Socialisez

FacebookTwitterRSS

Daniel Mengara: En finir une bonne fois pour toutes avec les biafreries d’Ali Bongo

Auteur/Source: · Date: 11 Août 2010
Catégorie(s): Analyses,Editoriaux,Photos,Politique

La dictature des Bongo sur le Gabon a depuis belle lurette montré que cette famille n’aime pas ce pays. Le combat des Gabonais doit donc plus que jamais s’articuler autour de la nécessité, coûte que coûte, de se débarrasser de cette véritable malédiction que constitue la dynastie désormais avérée des Bongo, une famille qui a pris en otage le Gabon et s’est mise dans la tête que seuls les Bongo ont le droit de diriger ce pays.

Le pire dans tout cela c’est que l’emprise des Bongo sur le régime est tel qu’il empêche même les enfants des membres du parti au pouvoir, le Parti Démocratique Gabonais (PDG), de rêver un jour d’être président du Gabon tant qu’un Bongo est vivant. Ne parlons même pas de tous ces pédégistes positivistes qui pourraient faire avancer les choses mais dont la compétence est écrasée, rejetée et disqualifiée par les bongoïstes. A la différence des pédégistes, qui sont de simples Gabonais aux prises avec les mêmes problèmes de pauvreté extrême qui frappent près de 80% de la population, les bongoïstes sont ceux qui ont, dans l’opposition comme au sein du régime, vendu le Gabon aux Bongo.

Et voilà qu’Ali Bongo, plus arrogant que jamais, se permet de commencer déjà à pavaner son marmot en public devant caméras, laissant même le rejeton faire des discours politiques, comme si les vrais Gabonais qui aiment leur pays n’en avaient pas déjà assez de voir ces bouilles de Bongo ruiner chaque jour leurs écrans de télévision.
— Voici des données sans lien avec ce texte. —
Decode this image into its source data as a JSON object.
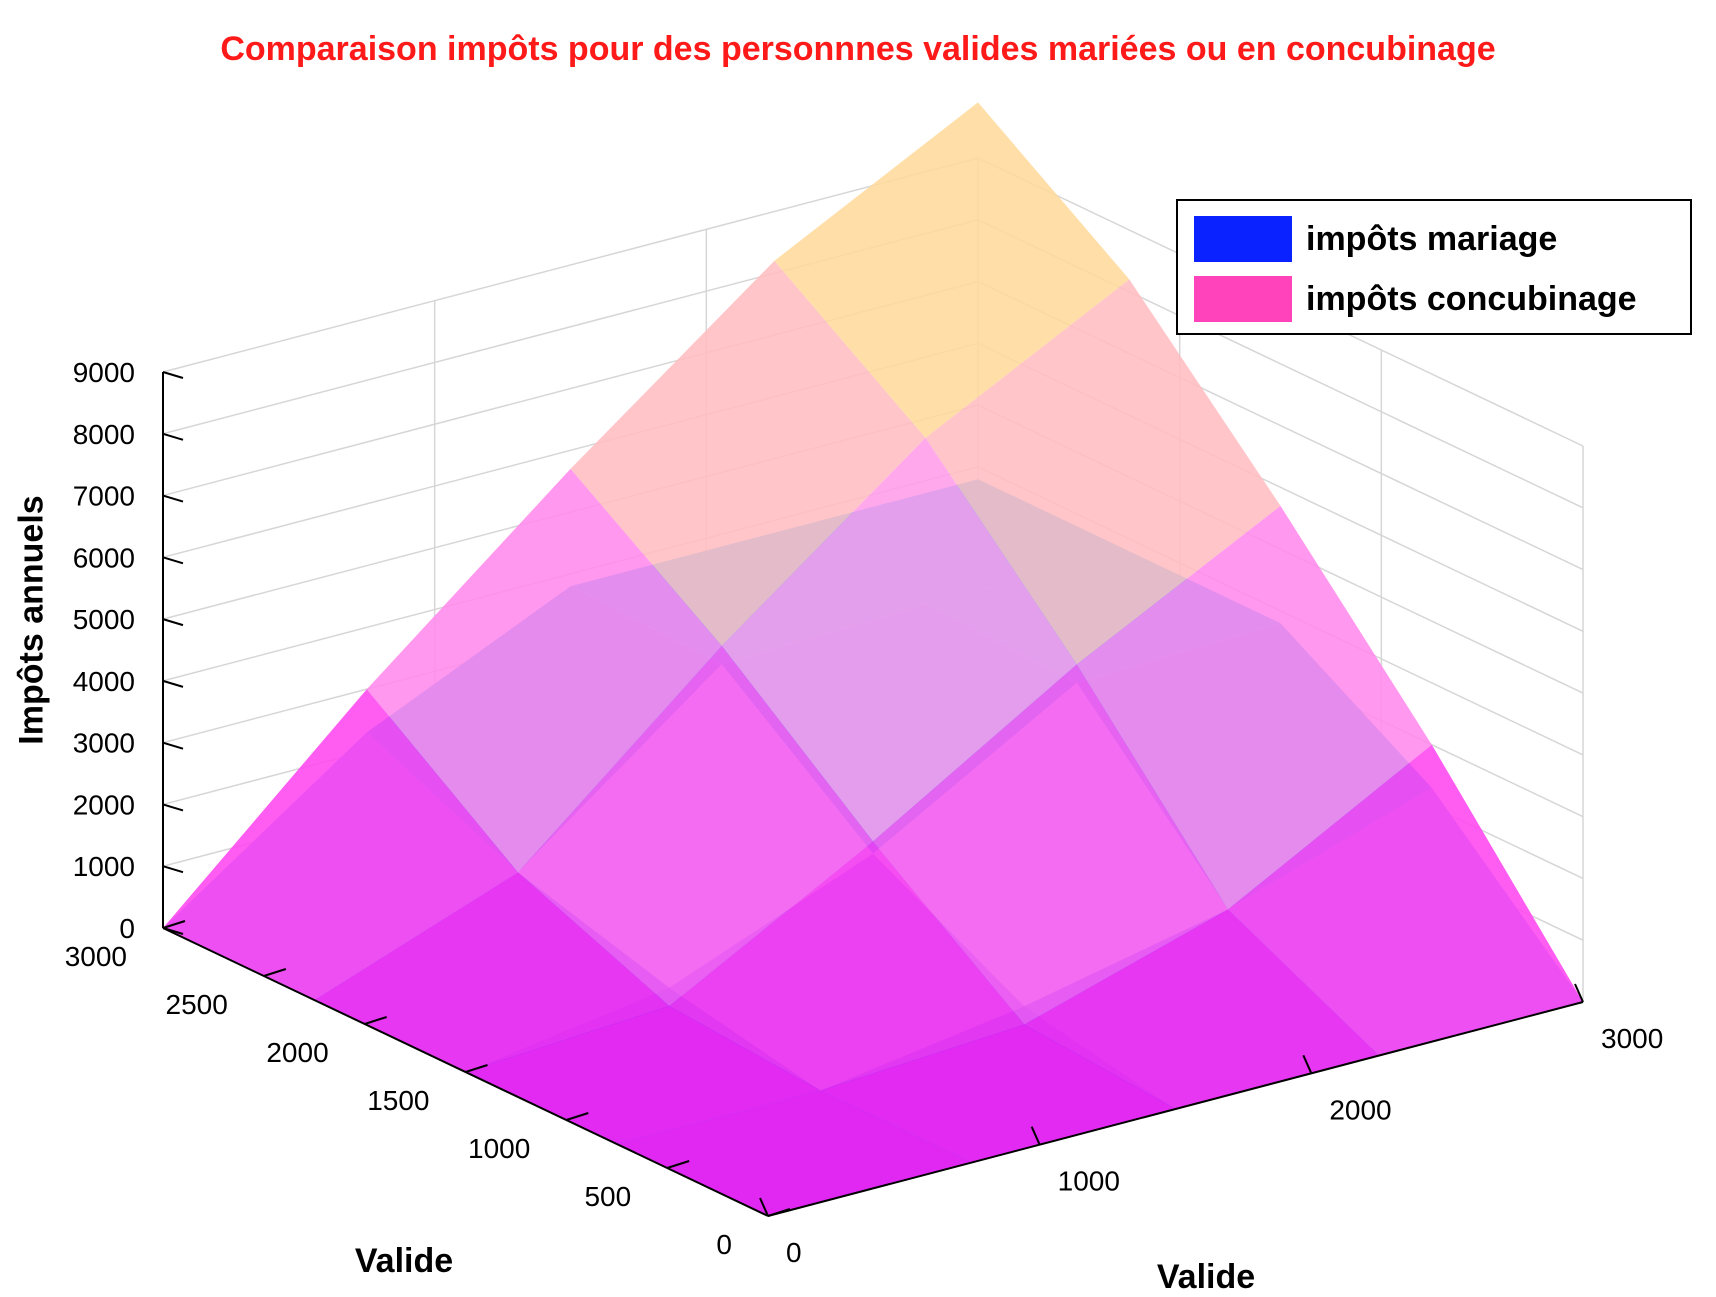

Lorsque j’avais inventé le mot “bongoïsme” il y a 12 ans aux fins de désigner la manière dont Omar Bongo avait perverti les mentalités au Gabon, détruit les valeurs fondamentales de la République et normalisé dans les us et coutumes de notre peuple les pires déviances animalières, jamais je ne m’étais imaginé que, comme coup de grâce, Omar Bongo laisserait le Gabon aux mains d’un incapable comme Ali Bongo. Ali Bongo fera forcément pire que son père car Omar Bongo ayant présidé aux années les plus fastes de la République, et échoué brillamment, il aura laissé à son fils un Gabon tellement malade que pour le soigner, il fallait un changement radical de régime. Autrement dit, notre pays avait besoin, pour se soigner, d’hommes et de femmes nouveaux qui soient capables de ré-imaginer le Gabon à partir de critères de gouvernance nouveaux.

Mais Ali Bongo, en choisissant d’hériter, puis de gouverner sur la base du même vieux régime aguerri aux mêmes vieilles méthodes de gouvernance qui ont fait la faillite du Gabon sous son père, a tout simplement entériné la continuité des pratiques mafieuses qui ont mené à cette faillite de 42 ans: fraudes électorales, corruption politique, despotisme, détournements, le tout sur fond d’incompétence.  Pire, dans son fougueux désir de prouver aux Gabonais sa différence d’avec son père, Ali Bongo a multiplié les erreurs. Il n’a pas encore compris que ces “biafreries” qu’il présente aux Gabonais comme des réformes ne pourront mener à rien de concret tant que son règne reposera sur le système anti-démocratique légué par son père. Comme l’a récemment dit Barack Obama, vouloir séparer démocratie et développement est une futilité. Il n’y a tout simplement pas de développement sans démocratie car elle seule est garante de la bonne gouvernance par les mécanismes de contrôle et de transparence qu’elle met en place.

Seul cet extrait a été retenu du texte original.